Театр, ведута и герметическое знание, однако это не столько объяснение, сколько материал для того принципиального сдвига, который произошел у Пиранези, и в этом смысле Аркадий Ипполитов прав, говоря о том, что они ничего не объясняют, хотя, на мой взгляд, помогают понять. Можно сказать, он вытащил из классической итальянской ведуты ее изначальный смысл «идеального города», он перенес туда театральную семантику тюрьмы как субститута Ада, переосмыслив его в пещеру неведения истины и стремления к ней, он взял идею классической архитектуры как языка, данного нам Творцом для открытия структуры мироздания, но это все побочные эффекты его главного открытия.
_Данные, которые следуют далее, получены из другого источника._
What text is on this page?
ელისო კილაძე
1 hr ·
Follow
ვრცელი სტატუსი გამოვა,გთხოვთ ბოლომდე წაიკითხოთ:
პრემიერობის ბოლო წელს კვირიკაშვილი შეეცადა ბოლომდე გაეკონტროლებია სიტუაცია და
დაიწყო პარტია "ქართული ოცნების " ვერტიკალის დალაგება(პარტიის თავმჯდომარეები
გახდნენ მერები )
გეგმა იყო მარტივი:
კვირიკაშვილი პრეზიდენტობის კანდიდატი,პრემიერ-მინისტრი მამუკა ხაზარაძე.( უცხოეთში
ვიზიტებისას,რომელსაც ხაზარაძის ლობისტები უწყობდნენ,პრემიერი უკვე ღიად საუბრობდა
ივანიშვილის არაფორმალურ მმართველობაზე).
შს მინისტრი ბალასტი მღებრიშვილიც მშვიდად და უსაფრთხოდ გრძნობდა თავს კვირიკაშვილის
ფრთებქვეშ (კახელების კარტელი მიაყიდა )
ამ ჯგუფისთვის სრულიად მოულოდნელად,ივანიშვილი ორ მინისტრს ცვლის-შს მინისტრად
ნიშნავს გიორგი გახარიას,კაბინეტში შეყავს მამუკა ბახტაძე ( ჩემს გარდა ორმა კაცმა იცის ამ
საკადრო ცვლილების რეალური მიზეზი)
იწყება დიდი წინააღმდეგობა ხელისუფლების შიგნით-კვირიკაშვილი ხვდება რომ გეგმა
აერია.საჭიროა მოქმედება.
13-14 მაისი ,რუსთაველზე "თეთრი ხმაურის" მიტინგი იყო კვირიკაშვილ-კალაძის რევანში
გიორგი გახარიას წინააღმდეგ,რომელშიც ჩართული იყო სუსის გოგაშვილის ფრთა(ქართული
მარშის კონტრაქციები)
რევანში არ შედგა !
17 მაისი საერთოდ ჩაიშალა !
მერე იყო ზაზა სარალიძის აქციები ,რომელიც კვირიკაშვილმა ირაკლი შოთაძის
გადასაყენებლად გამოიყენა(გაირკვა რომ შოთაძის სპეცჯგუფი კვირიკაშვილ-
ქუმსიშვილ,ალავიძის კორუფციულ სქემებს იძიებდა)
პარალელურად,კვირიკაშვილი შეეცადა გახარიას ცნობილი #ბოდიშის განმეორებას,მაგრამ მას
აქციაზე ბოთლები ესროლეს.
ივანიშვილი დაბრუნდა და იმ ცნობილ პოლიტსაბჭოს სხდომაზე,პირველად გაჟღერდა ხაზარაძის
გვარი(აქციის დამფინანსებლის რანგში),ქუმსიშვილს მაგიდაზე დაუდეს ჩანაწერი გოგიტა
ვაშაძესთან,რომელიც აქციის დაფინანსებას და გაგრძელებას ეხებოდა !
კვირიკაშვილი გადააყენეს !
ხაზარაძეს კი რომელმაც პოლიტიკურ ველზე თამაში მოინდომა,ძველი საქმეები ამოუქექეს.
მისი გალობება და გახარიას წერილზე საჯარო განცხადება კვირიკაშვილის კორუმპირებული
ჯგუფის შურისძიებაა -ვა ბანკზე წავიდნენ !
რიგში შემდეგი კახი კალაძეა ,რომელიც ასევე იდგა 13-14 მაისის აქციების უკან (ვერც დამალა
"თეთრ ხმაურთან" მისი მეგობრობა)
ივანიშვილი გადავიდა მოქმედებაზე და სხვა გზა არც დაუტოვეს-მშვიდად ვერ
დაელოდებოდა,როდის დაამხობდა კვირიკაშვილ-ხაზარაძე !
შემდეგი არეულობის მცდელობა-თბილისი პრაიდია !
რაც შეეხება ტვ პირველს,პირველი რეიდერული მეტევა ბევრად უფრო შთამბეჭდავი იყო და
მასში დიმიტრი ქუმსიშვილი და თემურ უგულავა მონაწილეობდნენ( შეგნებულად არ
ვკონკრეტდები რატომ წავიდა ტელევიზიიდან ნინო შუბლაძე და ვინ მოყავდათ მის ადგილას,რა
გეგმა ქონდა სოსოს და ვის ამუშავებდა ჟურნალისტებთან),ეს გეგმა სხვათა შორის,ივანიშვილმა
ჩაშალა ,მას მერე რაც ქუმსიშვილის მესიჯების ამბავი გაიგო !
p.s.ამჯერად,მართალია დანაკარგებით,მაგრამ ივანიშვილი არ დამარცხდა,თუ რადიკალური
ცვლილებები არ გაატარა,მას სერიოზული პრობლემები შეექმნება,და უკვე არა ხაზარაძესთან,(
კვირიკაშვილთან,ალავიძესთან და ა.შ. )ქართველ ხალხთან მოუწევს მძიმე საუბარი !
Мне кажется, что он открыл утопию как личное пространство — без общества, без государства, без сомнительных перспектив построения всеобщего счастья путем политико-экономических действий. Та интуиция, которую он выразил, в сущности, ведь очень проста и ведома каждому из нас. Она соответствует, конечно, платоновскому мифу о золотом веке, утраченному, но бывшему в прошлом, однако вообще-то существует и без него. Вот есть современность, наш сегодняшний день, и в некотором смысле это, несомненно, Ад. А вот был Рим, и это невероятное, захватывающее дух величие и совершенство. И туда можно перенестись. Усилием знаний, искусства и фантазии, и это и есть утопия, и чем они лучше, тем она ярче. Теперь многие так и делают, и делают каждый день, но Пиранези, мне кажется, открыл путь. До него было не принято отправляться в индивидуальную утопию в одиночестве, для этого требовалось общество и государство.
Но, переосмысляя жанр, ты так или иначе впитываешь его мотивную структуру, пусть переставляя акценты. Вот этот индивидуальный прыжок в утопию… Откуда в нем возникают темы власти, насилия, муки? Откуда ощущение безысходности, постоянного подозрения, что места, куда ты движешься, вообще-то нет, что попасть туда нельзя, а можно только блуждать в его поисках? Это ведь не обязательно по сюжету, но именно это создает подлинность и глубину переживания. Это наследие переосмысленного жанра — утопии.